The archives of prisons and houses of detention are usually kept in the respective provincial archives. For the archives of prisons and houses of detention in Amsterdam, for example, you can contact the archives of the province of North Holland (het Noord-Hollands Archief), which is located in Haarlem. However, many of the prison archives from the German occupation were destroyed at the end of the war. The North-Holland Archives therefore only have files on Amsterdam prisons insofar as it concerns prisoners who were sentenced under Dutch criminal law.
Camps and prisons outside the Netherlands
NIOD also has material relating to concentration camps outside the Netherlands. Collection 250k (‘Concentratiekampen buiten Nederland’ (‘Concentration camps outside the Netherlands’)) contains a number of files on the camps of Auschwitz, Bergen-Belsen, Buchenwald, Dachau, Flossenburg, Groß-Rosen, Mauthausen, Mittelbau-Dora, Natzweiler, Neuengamme, Ravensbrück, Sachsenhausen, Sobibor, and Theresienstadt. Another relevant NIOD collection on camps and prisons outside the Netherlands is collection 250d, ‘Kampen en gevangenissen’ (‘Camps and prisons’). This collection contains thematically arranged material, including a large number of personal testimonies of former prisoners (particularly numbers 90 to 1219).
Jules Schelvis (1921-2016), a Holocaust survivor himself, donated his research material on the Sobibor extermination camp to NIOD: Collection 804, ‘Onderzoek - Vernietigingskamp Sobibor’ (‘Research - Sobibor extermination camp’). On the website sobiborinterviews.nl, you can watch interviews with former prisoners of camp Sobibor.
The research archive on Theresienstadt of Dr H.G. Adler (1910-1981) was donated to NIOD in 1990: collection 250n, Adler, dr.
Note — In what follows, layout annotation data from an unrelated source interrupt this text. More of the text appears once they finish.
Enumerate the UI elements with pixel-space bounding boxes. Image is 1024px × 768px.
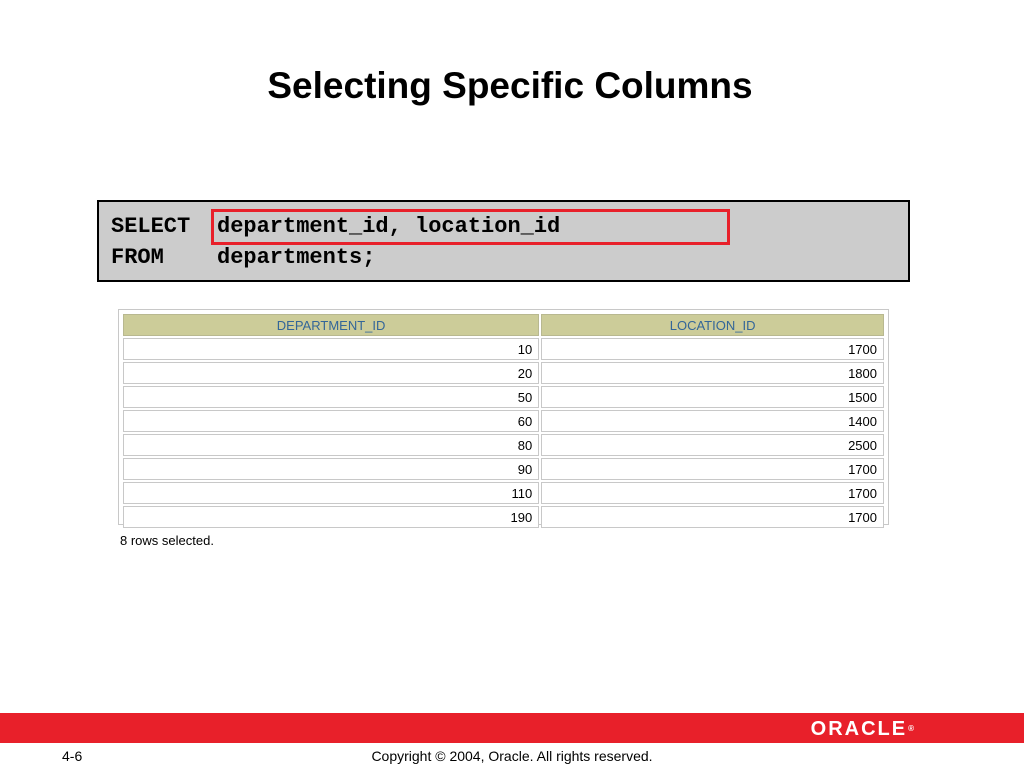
table-row: 90 1700 <box>123 458 884 480</box>
oracle-logo-text: ORACLE <box>810 718 908 740</box>
location-id-cell: 1400 <box>541 410 884 432</box>
department-id-cell: 80 <box>123 434 540 456</box>
location-id-cell: 2500 <box>541 434 884 456</box>
table-row: 10 1700 <box>123 338 884 360</box>
column-highlight-box <box>211 209 730 245</box>
table-row: 80 2500 <box>123 434 884 456</box>
registered-mark: ® <box>908 724 914 733</box>
sql-keyword-select: SELECT <box>111 214 191 239</box>
table-row: 60 1400 <box>123 410 884 432</box>
slide-title: Selecting Specific Columns <box>267 65 753 106</box>
column-header-department-id: DEPARTMENT_ID <box>123 314 540 336</box>
department-id-cell: 20 <box>123 362 540 384</box>
column-header-location-id: LOCATION_ID <box>541 314 884 336</box>
copyright-text: Copyright © 2004, Oracle. All rights res… <box>371 748 653 764</box>
table-header-row: DEPARTMENT_ID LOCATION_ID <box>123 314 884 336</box>
location-id-cell: 1700 <box>541 482 884 504</box>
sql-code-box: SELECT department_id, location_id FROM dep… <box>97 200 910 282</box>
table-row: 110 1700 <box>123 482 884 504</box>
location-id-cell: 1500 <box>541 386 884 408</box>
department-id-cell: 60 <box>123 410 540 432</box>
location-id-cell: 1700 <box>541 506 884 528</box>
location-id-cell: 1700 <box>541 458 884 480</box>
department-id-cell: 110 <box>123 482 540 504</box>
sql-from-table: departments; <box>217 245 376 270</box>
footer-bar: ORACLE® <box>0 713 1024 743</box>
location-id-cell: 1700 <box>541 338 884 360</box>
oracle-logo: ORACLE® <box>811 719 914 739</box>
page-number: 4-6 <box>62 748 83 764</box>
results-table: DEPARTMENT_ID LOCATION_ID 10 1700 20 180… <box>121 312 886 530</box>
sql-line-from: FROM departments; <box>111 244 375 272</box>
sql-keyword-from: FROM <box>111 245 164 270</box>
department-id-cell: 50 <box>123 386 540 408</box>
location-id-cell: 1800 <box>541 362 884 384</box>
table-row: 50 1500 <box>123 386 884 408</box>
table-row: 190 1700 <box>123 506 884 528</box>
department-id-cell: 10 <box>123 338 540 360</box>
department-id-cell: 190 <box>123 506 540 528</box>
rows-selected-note: 8 rows selected. <box>120 533 214 548</box>
results-table-frame: DEPARTMENT_ID LOCATION_ID 10 1700 20 180… <box>118 309 889 528</box>
department-id-cell: 90 <box>123 458 540 480</box>
table-row: 20 1800 <box>123 362 884 384</box>
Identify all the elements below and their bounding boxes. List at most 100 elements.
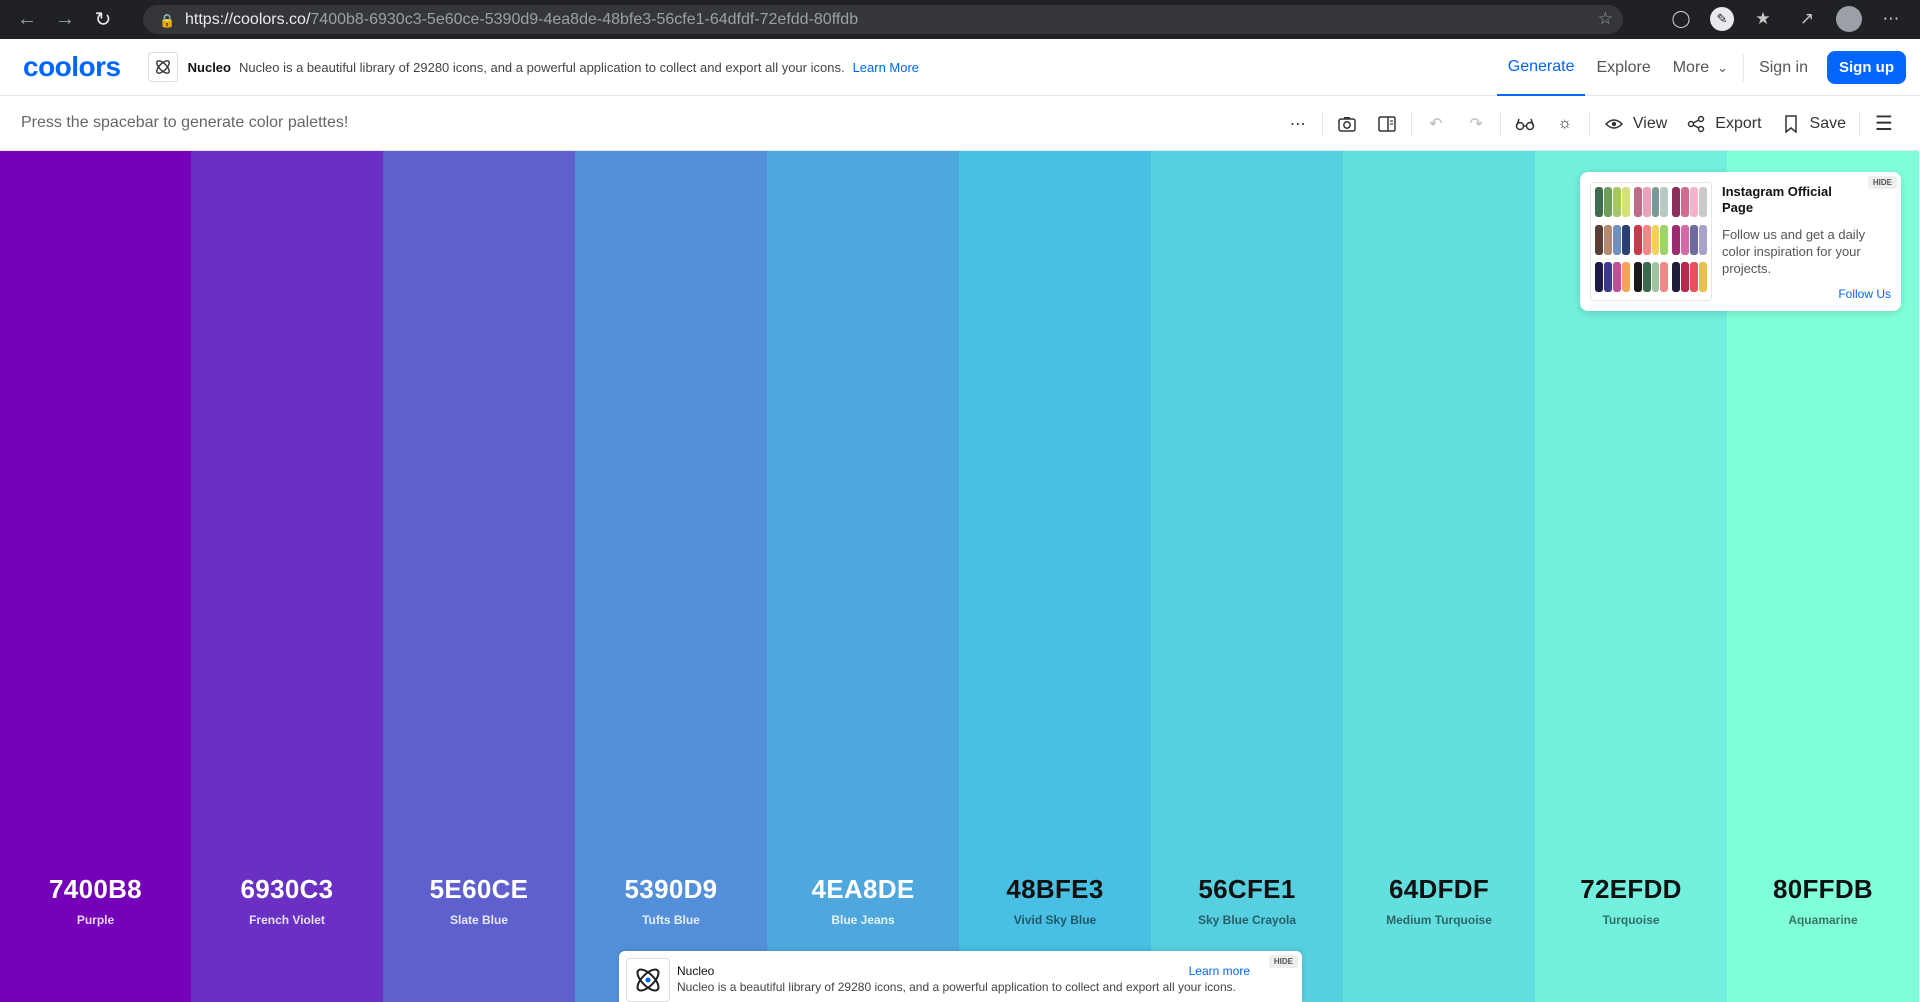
mini-swatch xyxy=(1621,187,1630,217)
instagram-hide-button[interactable]: HIDE xyxy=(1867,176,1897,189)
swatch-hex-code[interactable]: 7400B8 xyxy=(0,874,191,905)
swatch-hex-code[interactable]: 5390D9 xyxy=(575,874,767,905)
browser-menu-icon[interactable]: ⋯ xyxy=(1876,4,1906,34)
save-button[interactable]: Save xyxy=(1771,96,1855,151)
mini-palette xyxy=(1633,224,1669,255)
swatch-hex-code[interactable]: 56CFE1 xyxy=(1151,874,1343,905)
swatch-hex-code[interactable]: 72EFDD xyxy=(1535,874,1727,905)
nav-generate[interactable]: Generate xyxy=(1496,39,1586,96)
view-label: View xyxy=(1632,114,1668,132)
color-swatch[interactable]: 64DFDF Medium Turquoise xyxy=(1343,151,1535,1002)
nav-explore[interactable]: Explore xyxy=(1585,39,1661,96)
swatch-color-name[interactable]: Tufts Blue xyxy=(575,913,767,927)
nav-sign-in[interactable]: Sign in xyxy=(1748,39,1819,96)
address-bar[interactable]: 🔒 https://coolors.co/7400b8-6930c3-5e60c… xyxy=(143,5,1623,34)
mini-palette xyxy=(1672,262,1708,293)
nav-divider xyxy=(1743,53,1745,82)
profile-avatar[interactable] xyxy=(1836,6,1862,32)
mini-swatch xyxy=(1681,224,1690,255)
swatch-hex-code[interactable]: 6930C3 xyxy=(191,874,383,905)
side-panel-icon[interactable] xyxy=(1367,96,1407,151)
mini-swatch xyxy=(1633,187,1642,217)
color-swatch[interactable]: 6930C3 French Violet xyxy=(191,151,383,1002)
back-icon[interactable]: ← xyxy=(12,5,42,35)
view-button[interactable]: View xyxy=(1594,96,1676,151)
mini-swatch xyxy=(1690,262,1699,293)
mini-swatch xyxy=(1672,187,1681,217)
more-options-icon[interactable]: ⋯ xyxy=(1278,96,1318,151)
mini-swatch xyxy=(1633,224,1642,255)
mini-palette xyxy=(1633,262,1669,293)
nucleo-logo-icon[interactable] xyxy=(147,52,178,82)
favorite-star-icon[interactable]: ☆ xyxy=(1598,9,1613,29)
swatch-hex-code[interactable]: 5E60CE xyxy=(383,874,575,905)
swatch-hex-code[interactable]: 48BFE3 xyxy=(959,874,1151,905)
mini-swatch xyxy=(1690,187,1699,217)
follow-us-link[interactable]: Follow Us xyxy=(1838,287,1891,301)
mini-palette xyxy=(1672,224,1708,255)
mini-swatch xyxy=(1672,262,1681,293)
bottom-ad-hide-button[interactable]: HIDE xyxy=(1268,955,1298,968)
mini-swatch xyxy=(1651,262,1660,293)
header-nav: Generate Explore More ⌄ Sign in Sign up xyxy=(1496,39,1906,96)
glasses-icon[interactable] xyxy=(1505,96,1545,151)
share-icon[interactable]: ↗ xyxy=(1792,4,1822,34)
mini-swatch xyxy=(1595,224,1603,255)
globe-icon[interactable]: ◯ xyxy=(1666,4,1696,34)
toolbar-divider xyxy=(1499,110,1501,137)
favorites-icon[interactable]: ★ xyxy=(1748,4,1778,34)
bottom-ad-description: Nucleo is a beautiful library of 29280 i… xyxy=(677,980,1236,994)
share-nodes-icon xyxy=(1685,113,1707,135)
mini-swatch xyxy=(1699,224,1708,255)
mini-swatch xyxy=(1603,262,1612,293)
swatch-color-name[interactable]: Purple xyxy=(0,913,191,927)
mini-swatch xyxy=(1612,262,1621,293)
instagram-promo-card[interactable]: Instagram Official Page Follow us and ge… xyxy=(1580,172,1901,311)
swatch-hex-code[interactable]: 4EA8DE xyxy=(767,874,959,905)
export-button[interactable]: Export xyxy=(1676,96,1770,151)
sign-up-button[interactable]: Sign up xyxy=(1827,51,1906,84)
mini-swatch xyxy=(1690,224,1699,255)
browser-toolbar: ← → ↻ 🔒 https://coolors.co/7400b8-6930c3… xyxy=(0,0,1920,39)
swatch-color-name[interactable]: Aquamarine xyxy=(1727,913,1919,927)
mini-palette xyxy=(1595,262,1630,293)
instagram-title: Instagram Official Page xyxy=(1722,184,1832,215)
reload-icon[interactable]: ↻ xyxy=(88,5,118,35)
undo-icon[interactable]: ↶ xyxy=(1416,96,1456,151)
extension-icon[interactable]: ✎ xyxy=(1710,7,1734,31)
swatch-color-name[interactable]: Vivid Sky Blue xyxy=(959,913,1151,927)
spacebar-hint: Press the spacebar to generate color pal… xyxy=(21,114,349,131)
swatch-color-name[interactable]: Turquoise xyxy=(1535,913,1727,927)
nav-more-label: More xyxy=(1672,58,1710,76)
toolbar-divider xyxy=(1321,110,1323,137)
mini-swatch xyxy=(1699,187,1708,217)
color-swatch[interactable]: 4EA8DE Blue Jeans xyxy=(767,151,959,1002)
color-swatch[interactable]: 7400B8 Purple xyxy=(0,151,191,1002)
mini-palette xyxy=(1595,224,1630,255)
bottom-ad-banner[interactable]: Nucleo Nucleo is a beautiful library of … xyxy=(619,951,1302,1002)
swatch-color-name[interactable]: Slate Blue xyxy=(383,913,575,927)
instagram-thumbnail xyxy=(1590,182,1712,301)
mini-swatch xyxy=(1621,262,1630,293)
color-swatch[interactable]: 5E60CE Slate Blue xyxy=(383,151,575,1002)
swatch-color-name[interactable]: Sky Blue Crayola xyxy=(1151,913,1343,927)
hamburger-menu-icon[interactable]: ☰ xyxy=(1864,96,1904,151)
brightness-icon[interactable]: ☼ xyxy=(1545,96,1585,151)
forward-icon[interactable]: → xyxy=(50,5,80,35)
header-ad-learn-more-link[interactable]: Learn More xyxy=(853,60,919,75)
swatch-color-name[interactable]: French Violet xyxy=(191,913,383,927)
swatch-hex-code[interactable]: 64DFDF xyxy=(1343,874,1535,905)
bookmark-icon xyxy=(1780,113,1802,135)
camera-icon[interactable] xyxy=(1327,96,1367,151)
swatch-color-name[interactable]: Blue Jeans xyxy=(767,913,959,927)
bottom-ad-learn-more-link[interactable]: Learn more xyxy=(1189,964,1250,978)
color-swatch[interactable]: 5390D9 Tufts Blue xyxy=(575,151,767,1002)
color-swatch[interactable]: 48BFE3 Vivid Sky Blue xyxy=(959,151,1151,1002)
nav-more[interactable]: More ⌄ xyxy=(1662,39,1739,96)
swatch-hex-code[interactable]: 80FFDB xyxy=(1727,874,1919,905)
save-label: Save xyxy=(1809,114,1846,132)
coolors-logo[interactable]: coolors xyxy=(23,51,121,83)
swatch-color-name[interactable]: Medium Turquoise xyxy=(1343,913,1535,927)
color-swatch[interactable]: 56CFE1 Sky Blue Crayola xyxy=(1151,151,1343,1002)
redo-icon[interactable]: ↷ xyxy=(1456,96,1496,151)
H.G.
The archive of the ‘Afwikkelingsbureau Concentratiekampen (ABC, Concentration Camp Settlement Bureau’), NIOD collection 250m, contains many applications for extra food vouchers, clothing vouchers, and other types of support for prisoners who returned from foreign camps and prisons (numbers 61-110). In these applications, the returnees usually gave a brief account of the camps and/or prisons they had been in. The ABC archives also contain material on the search for missing persons. There are also documents about the search for missing persons in NIOD collection 250d ‘Kampen en gevangenissen’ (‘Camps and prisons’).
Further information about the camps and prisons in the Netherlands can be found on the websites of Kamp Amersfoort, Kamp Vught, Kamp Westerbork Memorial Centre, Haaren memorial site, and the Oranjehotel Foundation. An informative website on the various Jewish work camps in the north and east of the Netherlands is www.joodsewerkkampen.nl. At www.oorlogslevens.nl, you can search for war resources from the Second World War about individuals.
On the Arolsen Archives website, you can search the digitised files of preserved German camp archives by name.